Chavez reagierte damit auf eine Weise symptomatisch, wie es auch sein Nachfolger Maduro tut. Probleme und Missstände werden totgeschwiegen, Kritiker als Feinde der Revolution, „Faschisten“ und „Putschisten“ gegeißelt.

„El Nacional“ berichtete 2010 von rund 15 Millionen illegaler Schusswaffen im Land - bei einer Bevölkerungszahl von damals rund 28 Millionen, die „NYT“ davon, dass ein Jahr zuvor in Venezuela mehr Menschen ermordet worden seien, als es 2009 zivile Opfer im Irak oder im mexikanischen Drogenkrieg gegeben habe.

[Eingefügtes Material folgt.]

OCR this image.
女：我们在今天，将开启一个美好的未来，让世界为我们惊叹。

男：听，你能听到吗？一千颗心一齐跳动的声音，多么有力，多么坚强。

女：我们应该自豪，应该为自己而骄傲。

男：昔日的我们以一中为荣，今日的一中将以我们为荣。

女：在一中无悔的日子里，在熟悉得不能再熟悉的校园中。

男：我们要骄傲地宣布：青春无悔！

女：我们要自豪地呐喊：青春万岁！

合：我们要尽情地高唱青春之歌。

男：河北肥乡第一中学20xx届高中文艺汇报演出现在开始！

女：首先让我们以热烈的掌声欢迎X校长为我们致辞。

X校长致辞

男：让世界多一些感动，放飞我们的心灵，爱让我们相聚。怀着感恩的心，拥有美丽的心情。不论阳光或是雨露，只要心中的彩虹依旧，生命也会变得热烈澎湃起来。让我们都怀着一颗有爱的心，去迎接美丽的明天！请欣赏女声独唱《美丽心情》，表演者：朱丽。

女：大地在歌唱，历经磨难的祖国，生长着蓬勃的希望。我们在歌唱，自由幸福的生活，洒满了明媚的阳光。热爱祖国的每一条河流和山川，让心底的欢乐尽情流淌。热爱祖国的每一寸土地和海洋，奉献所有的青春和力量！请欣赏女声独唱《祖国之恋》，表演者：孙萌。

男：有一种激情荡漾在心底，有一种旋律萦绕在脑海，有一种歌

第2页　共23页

Die konkreten Zahlen dazu gehen weit auseinander: Die Regierung spricht von einer Mordrate - Tendenz sinkend - von 39 unter 100.000, die Nichtregierungsorganisation (NGO) Oberservatorio Venezolano de Violencia von 79 und einer Vervierfachung in den letzten 15 Jahren. In der Hauptstadt Caracas würden von 100.000 Menschen jährlich 200 Opfer eines Mordes. Damit stellt Caracas die Hauptstadt des Nachbarlandes Kolumbien, Bogota, die eine internationale Drehscheibe des Kokainhandels ist, deutlich in den Schatten. Über 90 Prozent der Morde in Venezuela blieben ungeklärt.

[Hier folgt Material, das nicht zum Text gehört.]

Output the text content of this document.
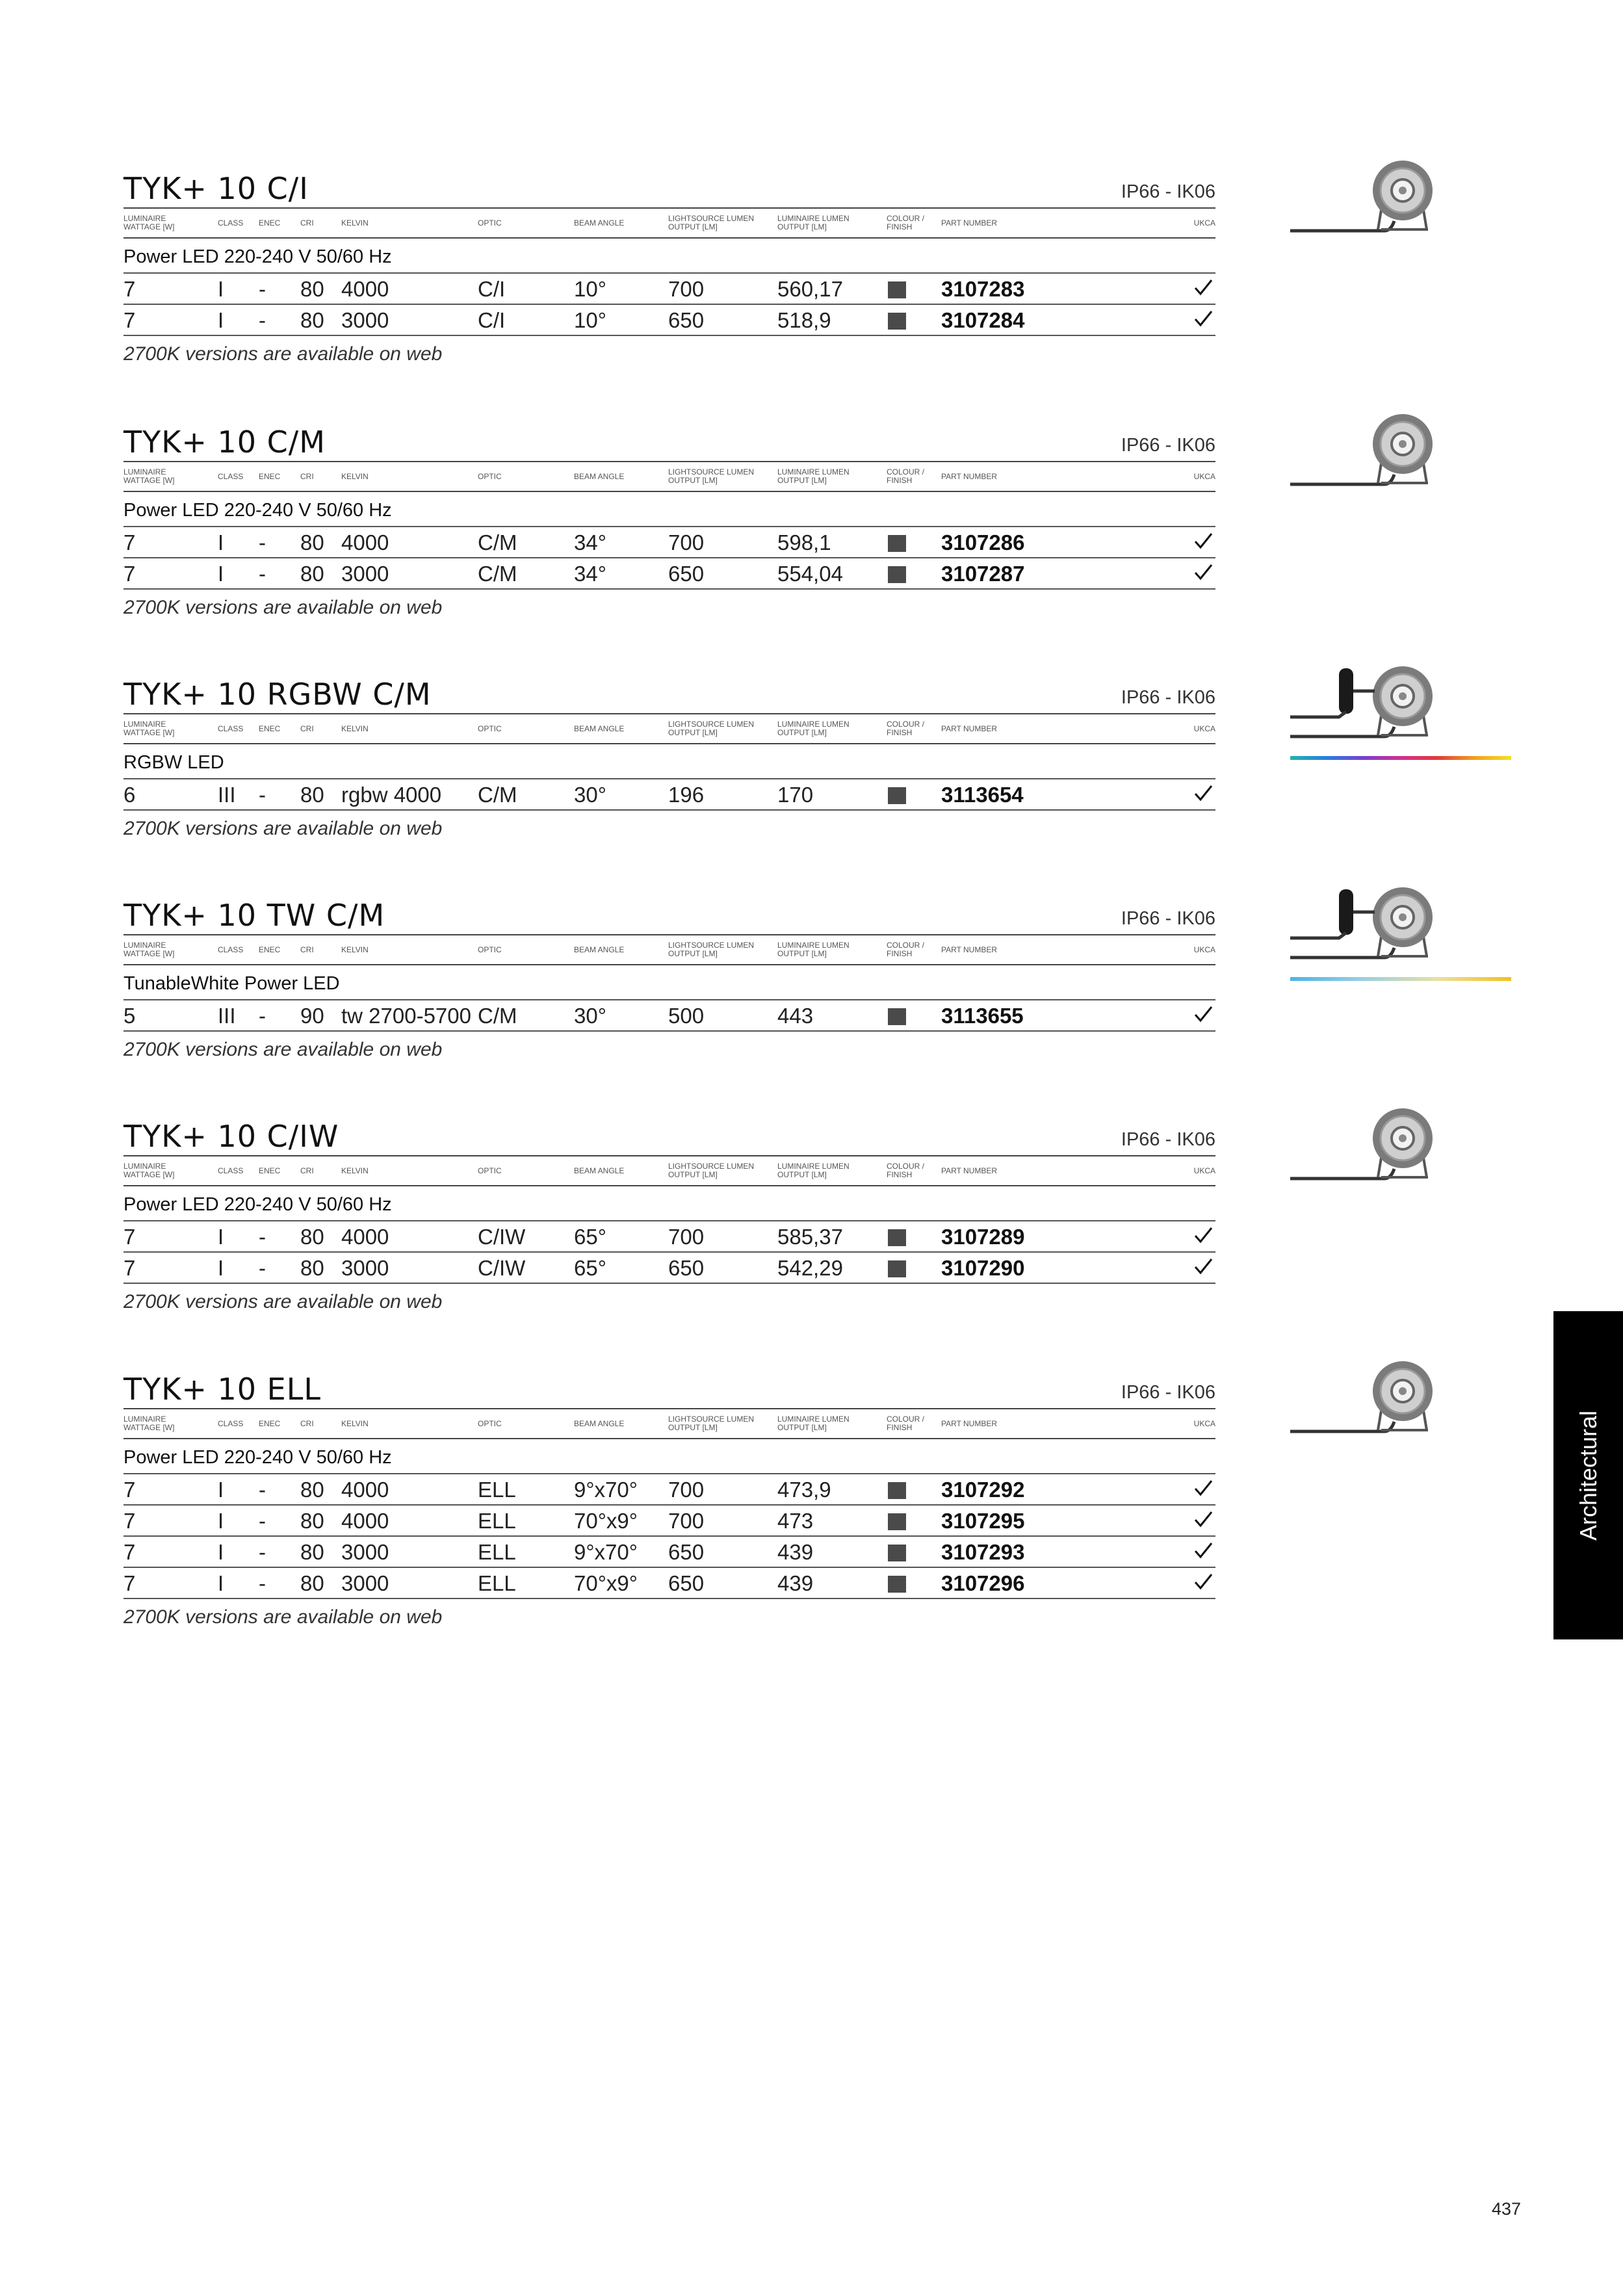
TYK+ 10 C/I	IP66 - IK06
LUMINAIRE
WATTAGE [W]	CLASS ENEC	CRI	KELVIN	OPTIC	BEAM ANGLE	LIGHTSOURCE LUMEN
OUTPUT [LM]
LUMINAIRE LUMEN
OUTPUT [LM]
COLOUR /
FINISH	PART NUMBER	UKCA
Power LED 220-240 V 50/60 Hz
7	I - 80 4000	C/I	10°	700	560,17	3107283
7	I - 80 3000	C/I	10°	650	518,9	3107284
2700K versions are available on web
TYK+ 10 C/M	IP66 - IK06
LUMINAIRE
WATTAGE [W]	CLASS ENEC	CRI	KELVIN	OPTIC	BEAM ANGLE	LIGHTSOURCE LUMEN
OUTPUT [LM]
LUMINAIRE LUMEN
OUTPUT [LM]
COLOUR /
FINISH	PART NUMBER	UKCA
Power LED 220-240 V 50/60 Hz
7	I - 80 4000	C/M	34°	700	598,1	3107286
7	I - 80 3000	C/M	34°	650	554,04	3107287
2700K versions are available on web
TYK+ 10 RGBW C/M	IP66 - IK06
LUMINAIRE
WATTAGE [W]	CLASS ENEC	CRI	KELVIN	OPTIC	BEAM ANGLE	LIGHTSOURCE LUMEN
OUTPUT [LM]
LUMINAIRE LUMEN
OUTPUT [LM]
COLOUR /
FINISH	PART NUMBER	UKCA
RGBW LED
6	III - 80 rgbw 4000 C/M	30°	196	170	3113654
2700K versions are available on web
TYK+ 10 TW C/M	IP66 - IK06
LUMINAIRE
WATTAGE [W]	CLASS ENEC	CRI	KELVIN	OPTIC	BEAM ANGLE	LIGHTSOURCE LUMEN
OUTPUT [LM]
LUMINAIRE LUMEN
OUTPUT [LM]
COLOUR /
FINISH	PART NUMBER	UKCA
TunableWhite Power LED
5	III - 90 tw 2700-5700 C/M	30°	500	443	3113655
2700K versions are available on web
TYK+ 10 C/IW	IP66 - IK06
LUMINAIRE
WATTAGE [W]	CLASS ENEC	CRI	KELVIN	OPTIC	BEAM ANGLE	LIGHTSOURCE LUMEN
OUTPUT [LM]
LUMINAIRE LUMEN
OUTPUT [LM]
COLOUR /
FINISH	PART NUMBER	UKCA
Power LED 220-240 V 50/60 Hz
7	I - 80 4000	C/IW 65°	700	585,37	3107289
7	I - 80 3000	C/IW 65°	650	542,29	3107290
2700K versions are available on web
TYK+ 10 ELL	IP66 - IK06
LUMINAIRE
WATTAGE [W]	CLASS ENEC	CRI	KELVIN	OPTIC	BEAM ANGLE	LIGHTSOURCE LUMEN
OUTPUT [LM]
LUMINAIRE LUMEN
OUTPUT [LM]
COLOUR /
FINISH	PART NUMBER	UKCA
Power LED 220-240 V 50/60 Hz
7	I - 80 4000	ELL	9°x70° 700	473,9	3107292
7	I - 80 4000	ELL	70°x9° 700	473	3107295
7	I - 80 3000	ELL	9°x70° 650	439	3107293
7	I - 80 3000	ELL	70°x9° 650	439	3107296
2700K versions are available on web
Architectural
437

Reale Auswirkungen auf die Wirtschaft

Die enorme Kriminalität koste das Land rund fünf Prozent seines BIP, schätzte Ende Jänner Jorge Restrepo von der Universität Javeriana in Bogota gegenüber der „Bloomberg Businessweek“. Der Präsident der venezolanischen Handelskammer, Jorge Roig, sagte, Bewaffnete Banden erpressten Unternehmen in so gut wie allen Sektoren, die Gewalt halte Firmen davon ab, sich im Land niederzulassen. Inzwischen böten Kinos in den Städten teils keine Abendvorstellungen mehr an, weil die Menschen bei Dunkelheit aus Angst ihre Wohnungen kaum noch verließen.

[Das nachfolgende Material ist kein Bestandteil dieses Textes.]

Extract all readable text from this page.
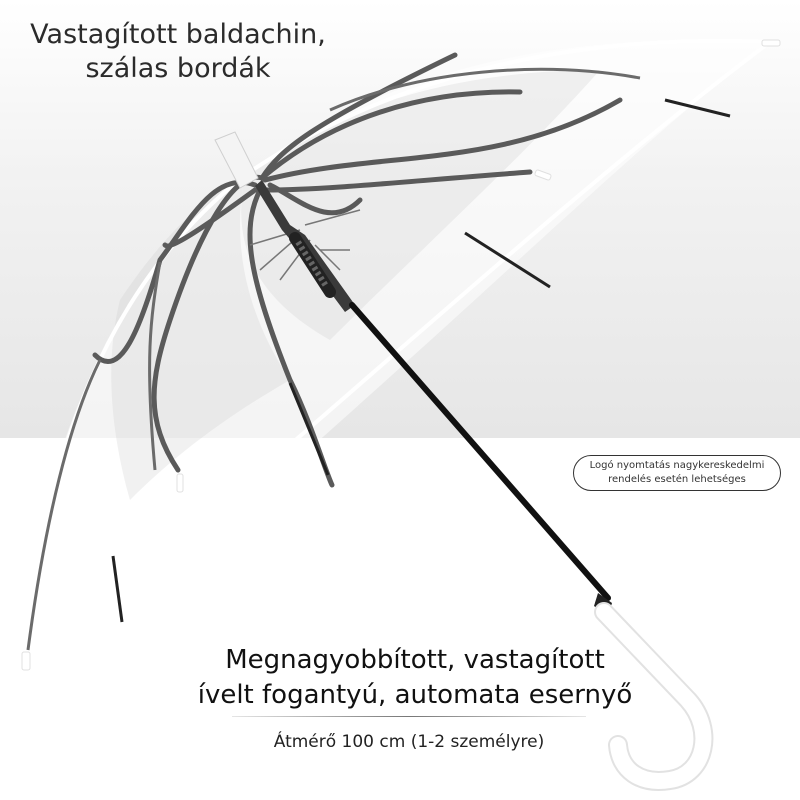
Vastagított baldachin,
szálas bordák
Logó nyomtatás nagykereskedelmi
rendelés esetén lehetséges
Megnagyobbított, vastagított
ívelt fogantyú, automata esernyő
Átmérő 100 cm (1-2 személyre)
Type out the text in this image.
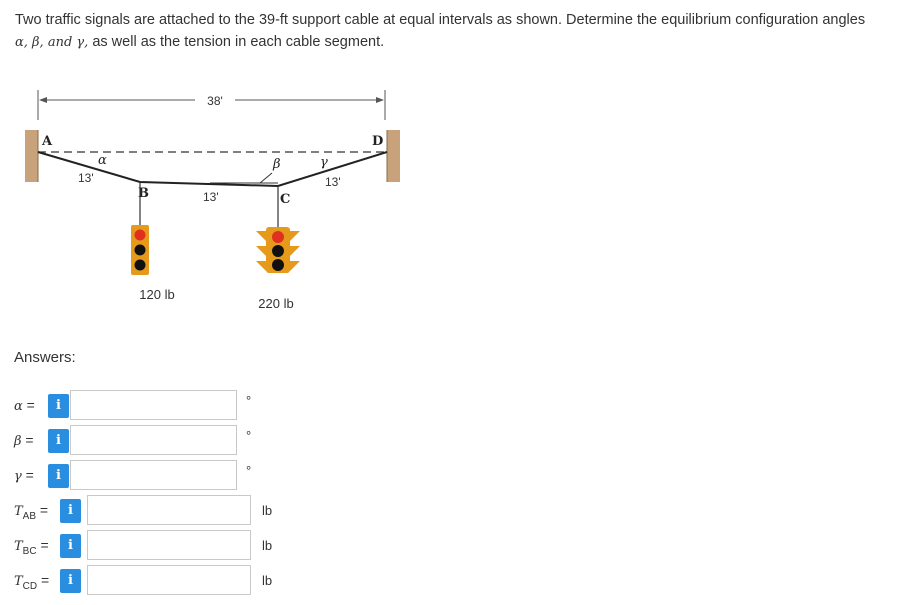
Two traffic signals are attached to the 39-ft support cable at equal intervals as shown. Determine the equilibrium configuration angles
α, β, and γ, as well as the tension in each cable segment.
38'
A
B	C
D
α	β	γ
13'
13'
13'
120 lb
220 lb
Answers:
α =	i	°
β =	i	°
γ =	i	°
$T_{AB}$ =	i	lb
$T_{BC}$ =	i	lb
$T_{CD}$ =	i	lb
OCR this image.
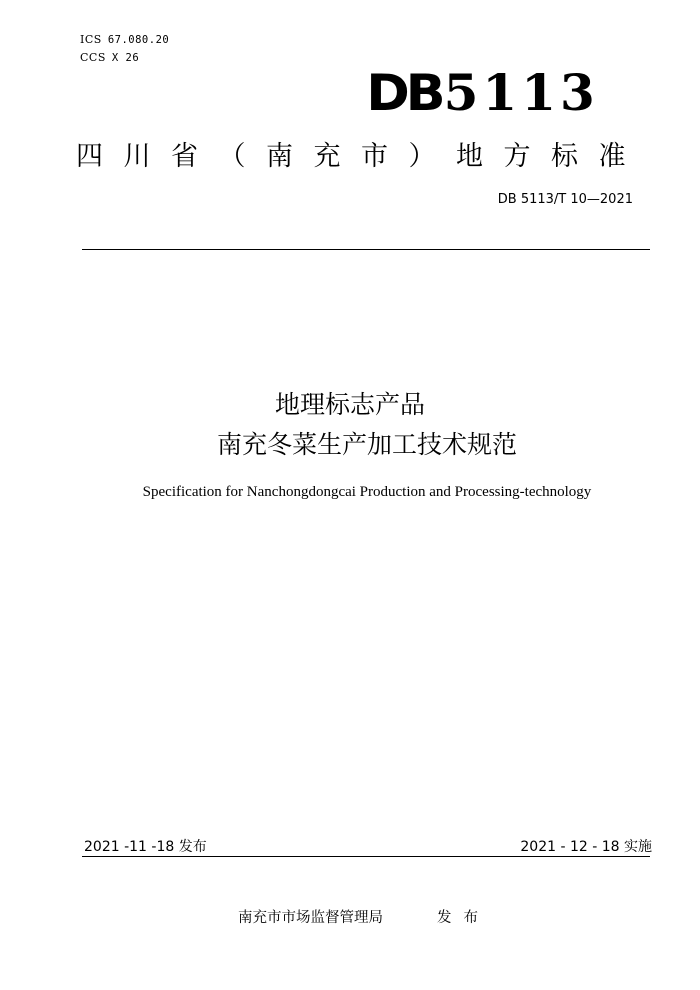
ICS 67.080.20
CCS X 26
DB 5113
四川省（南充市）地方标准
DB 5113/T 10—2021
地理标志产品
南充冬菜生产加工技术规范
Specification for Nanchongdongcai Production and Processing-technology
2021 -11 -18 发布	2021 - 12 - 18 实施
南充市市场监督管理局	发布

Chavez starb am 5. März des Vorjahres im Alter von 58 Jahren nach einer jahrelangen schweren Krebserkrankung. Er hatte mehrere Operationen und Chemotherapien, zuletzt in Kuba, hinter sich. So umstritten Chavez im Westen war, war er neben dem kubanischen Revolutionär und späteren Regierungschef Fidel Castro eine der Ikonen der Linken in Südamerika. Nach dem Tod des „Comandante“ wurde am 14. April eine Präsidentschaftswahl abgehalten, bei der sich Maduro gegen den Oppositionskandidaten Henrique Capriles durchsetzte.